迹部微微点头,一个清脆的响指。唤来WAITER,“上餐吧。” 声线低沉华美,带着无比的尊贵。
重莲左边忍足,右边是迹部,可谓是坐享齐人之福。( 汗……)
对面有着和重莲一样银白发丝的少年率先起身,礼貌的鞠躬,带着一丝大男孩的羞涩微笑道:
“九宫寺学长你好。”
“你好,凤君。”重莲对这个羞涩的大狗狗很有好感。
“学长,”凤转头为难的看着旁边一直静坐着的穴户,示意他打招呼。纯真的眼神让穴户脸不禁一红。
“穴户亮。”剃短了头发的少年按了按帽子,不情不愿的做着自我介绍。
“日吉若,以下克上。”后面一句,纯属某武痴的口头禅。而桦地筒子一如既往的充当大型背景。
“大家好。”礼貌的微笑。不刻意接近,却也不故作清高。重莲给其他冰帝正选们留下了极好的印象。
似乎,还差了一人呢~
重莲的目光逡巡了一圈,最后落在某只正埋在桌子上苦睡的卷毛羊身上。

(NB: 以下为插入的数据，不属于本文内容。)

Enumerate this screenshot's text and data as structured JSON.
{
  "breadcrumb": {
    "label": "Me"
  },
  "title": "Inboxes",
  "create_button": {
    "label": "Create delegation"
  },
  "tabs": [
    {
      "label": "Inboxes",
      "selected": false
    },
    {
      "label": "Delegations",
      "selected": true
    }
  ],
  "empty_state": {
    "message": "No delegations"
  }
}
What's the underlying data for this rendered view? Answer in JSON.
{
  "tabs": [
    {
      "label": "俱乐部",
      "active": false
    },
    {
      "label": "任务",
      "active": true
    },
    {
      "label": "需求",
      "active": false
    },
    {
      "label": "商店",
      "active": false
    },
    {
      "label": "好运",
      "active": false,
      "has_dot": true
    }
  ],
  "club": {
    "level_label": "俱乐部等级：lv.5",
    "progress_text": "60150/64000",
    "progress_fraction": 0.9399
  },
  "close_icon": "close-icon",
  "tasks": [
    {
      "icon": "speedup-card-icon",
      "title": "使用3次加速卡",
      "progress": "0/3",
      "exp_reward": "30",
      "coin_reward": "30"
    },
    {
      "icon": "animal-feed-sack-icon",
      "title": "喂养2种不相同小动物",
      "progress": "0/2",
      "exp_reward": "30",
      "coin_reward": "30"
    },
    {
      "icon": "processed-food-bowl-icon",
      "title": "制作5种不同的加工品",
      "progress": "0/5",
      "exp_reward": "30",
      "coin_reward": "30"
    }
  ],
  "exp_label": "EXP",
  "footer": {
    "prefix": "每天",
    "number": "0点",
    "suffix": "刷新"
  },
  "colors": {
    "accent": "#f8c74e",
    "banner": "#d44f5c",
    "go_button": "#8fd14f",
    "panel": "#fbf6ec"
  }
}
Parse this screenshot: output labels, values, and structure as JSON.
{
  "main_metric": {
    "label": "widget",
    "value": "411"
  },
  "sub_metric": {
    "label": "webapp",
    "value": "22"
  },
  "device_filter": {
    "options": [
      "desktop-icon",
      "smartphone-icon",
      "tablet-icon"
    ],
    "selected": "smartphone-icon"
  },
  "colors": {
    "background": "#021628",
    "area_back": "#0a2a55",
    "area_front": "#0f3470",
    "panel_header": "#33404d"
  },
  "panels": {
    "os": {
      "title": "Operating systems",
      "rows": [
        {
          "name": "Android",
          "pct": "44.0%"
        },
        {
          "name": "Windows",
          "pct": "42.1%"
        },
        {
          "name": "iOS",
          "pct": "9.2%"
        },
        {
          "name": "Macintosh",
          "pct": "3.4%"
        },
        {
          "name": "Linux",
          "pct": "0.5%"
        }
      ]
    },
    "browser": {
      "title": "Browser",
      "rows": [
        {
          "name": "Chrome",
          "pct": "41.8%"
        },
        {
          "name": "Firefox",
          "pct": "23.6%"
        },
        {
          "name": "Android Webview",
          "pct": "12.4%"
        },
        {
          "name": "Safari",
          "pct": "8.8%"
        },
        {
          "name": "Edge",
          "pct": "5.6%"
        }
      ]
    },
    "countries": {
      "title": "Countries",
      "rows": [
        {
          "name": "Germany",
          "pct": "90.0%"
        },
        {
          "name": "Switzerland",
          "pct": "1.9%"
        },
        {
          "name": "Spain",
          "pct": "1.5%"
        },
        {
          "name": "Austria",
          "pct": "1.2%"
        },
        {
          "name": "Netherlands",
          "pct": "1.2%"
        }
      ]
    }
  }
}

唇角轻扬,这只和自己曾有过“一睡之缘”的绵羊还真是不负盛名啊。依旧是能打能吃能睡。
坐在绵羊隔壁坐的向日蹭的起身,毫不客气的揉捏着慈朗嫩白的脸颊,冲他耳边吼道,“快醒醒啦,猪。还睡啊。”
睡的迷迷糊糊的慈朗揉了揉耳朵,无视小红帽的骚扰,转向另一边,继续睡。
向日一张小脸被气的涨的通红,头上青烟直冒,连连跺脚。“这头笨蛋猪。”
重莲和忍足相视一笑,显然都想到上次他们是如何诱拐绵羊成功的。
微微起身,重莲恶作剧的叉起一小块餐点,送到慈朗面前。原本明明陷入香甜睡梦中的小羊可爱地吸了吸鼻子,再把沉沉的脑袋一点一点靠近食物。眼睛还是紧闭着,嘴巴却咕嘟一声把糕点咽了下去。
大家忍不住哄笑出声。华丽无双的冰帝网球部部长迹部头上青筋直跳,这个家伙真是太……太不华丽了。
挺拔的身躯高贵的俯视着绵羊,帅气的面容绷的紧紧的,“桦地,把这个不华丽的家伙给本大爷——”还没等迹部把“扔出去”三个字说完,绵羊奇竟然迹般的苏醒过来。
“唔——”绵羊揉了揉眼睛,还没等网球部众人感叹欣慰慈朗感觉危险的知觉有进步,慈朗开口了。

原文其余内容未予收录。